Subjective and emotive reactions by some to the ADA proposal that our treachery laws be further reformed

Some critics of the ADA's proposal to criminalise reckless as well as intentional acts that assist the enemy have again resorted to fibs, abuse and straw-man arguments. Rather than explain how, as they claim, such reforms to our treachery laws could limit reasonable and legitimate dissent and objective and informed debate.


Letter to The Canberra Times

Sunday, 09 September 2012
(published Thursday, 13 September 2012)

Several letters in Saturday’s Canberra Times [08 September 2012] helpfully demonstrated the ADA’s point about public debate on Australia’s role in Afghanistan needing to be more informed, sensitive and, above all, responsible, rather than relying just on opinion, abuse and attacking straw-men not actually used by a perceived opponent.

Furthermore, voicing your own opinions is not always an absolute right that over-rides our legal, practical and moral responsibilities as Australian citizens.

Such behaviour is particularly not harmless, justified or indeed morally legitimate when it seriously endangers the very lives in combat of fellow Australians.

Moreover, our proposal that Australia’s reformed treachery laws now criminalise reckless (as well as intentional) acts is entirely consistent with the principles behind many other laws.

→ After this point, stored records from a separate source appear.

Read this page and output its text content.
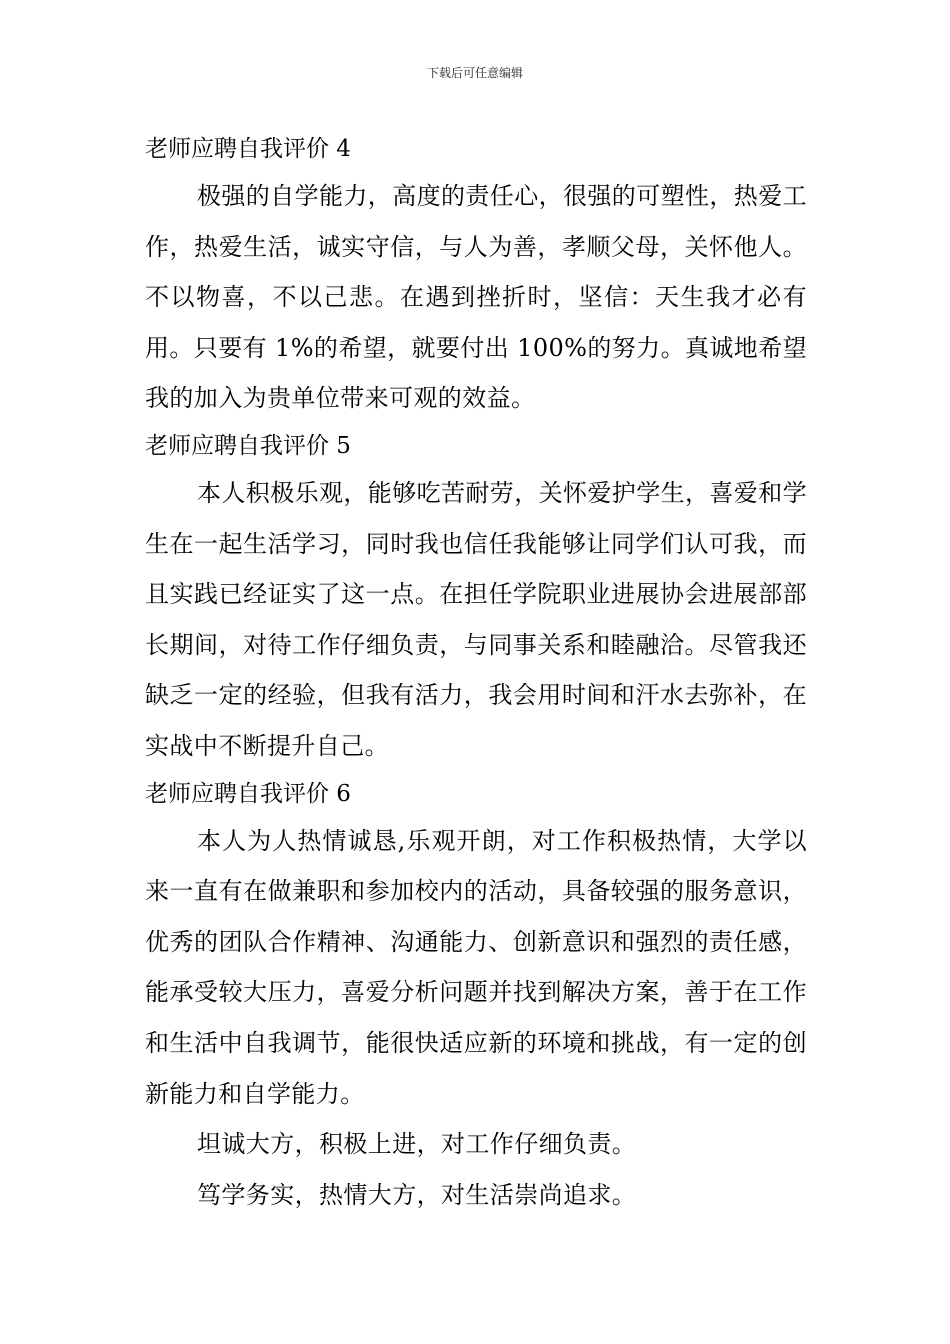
下载后可任意编辑
老师应聘自我评价 4

极强的自学能力，高度的责任心，很强的可塑性，热爱工作，热爱生活，诚实守信，与人为善，孝顺父母，关怀他人。不以物喜，不以己悲。在遇到挫折时，坚信：天生我才必有用。只要有 1%的希望，就要付出 100%的努力。真诚地希望我的加入为贵单位带来可观的效益。

老师应聘自我评价 5

本人积极乐观，能够吃苦耐劳，关怀爱护学生，喜爱和学生在一起生活学习，同时我也信任我能够让同学们认可我，而且实践已经证实了这一点。在担任学院职业进展协会进展部部长期间，对待工作仔细负责，与同事关系和睦融洽。尽管我还缺乏一定的经验，但我有活力，我会用时间和汗水去弥补，在实战中不断提升自己。

老师应聘自我评价 6

本人为人热情诚恳,乐观开朗，对工作积极热情，大学以来一直有在做兼职和参加校内的活动，具备较强的服务意识，优秀的团队合作精神、沟通能力、创新意识和强烈的责任感，能承受较大压力，喜爱分析问题并找到解决方案，善于在工作和生活中自我调节，能很快适应新的环境和挑战，有一定的创新能力和自学能力。

坦诚大方，积极上进，对工作仔细负责。

笃学务实，热情大方，对生活崇尚追求。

As with driving a car recklessly.

Or, as with criminal defamation and vilification inciting or resulting in violence against those vilified, where the right to dissent and its responsible practice would be unaffected.

As long as an act rather than just an opinion is involved, and you are willing and able to prove in court that your actions were reasonable and justified in the circumstances.

Finally, to avoid further confusion for some, treason is attempting to overthrow our governmental system. Treachery involves serious betrayal of your fellow Australians generally.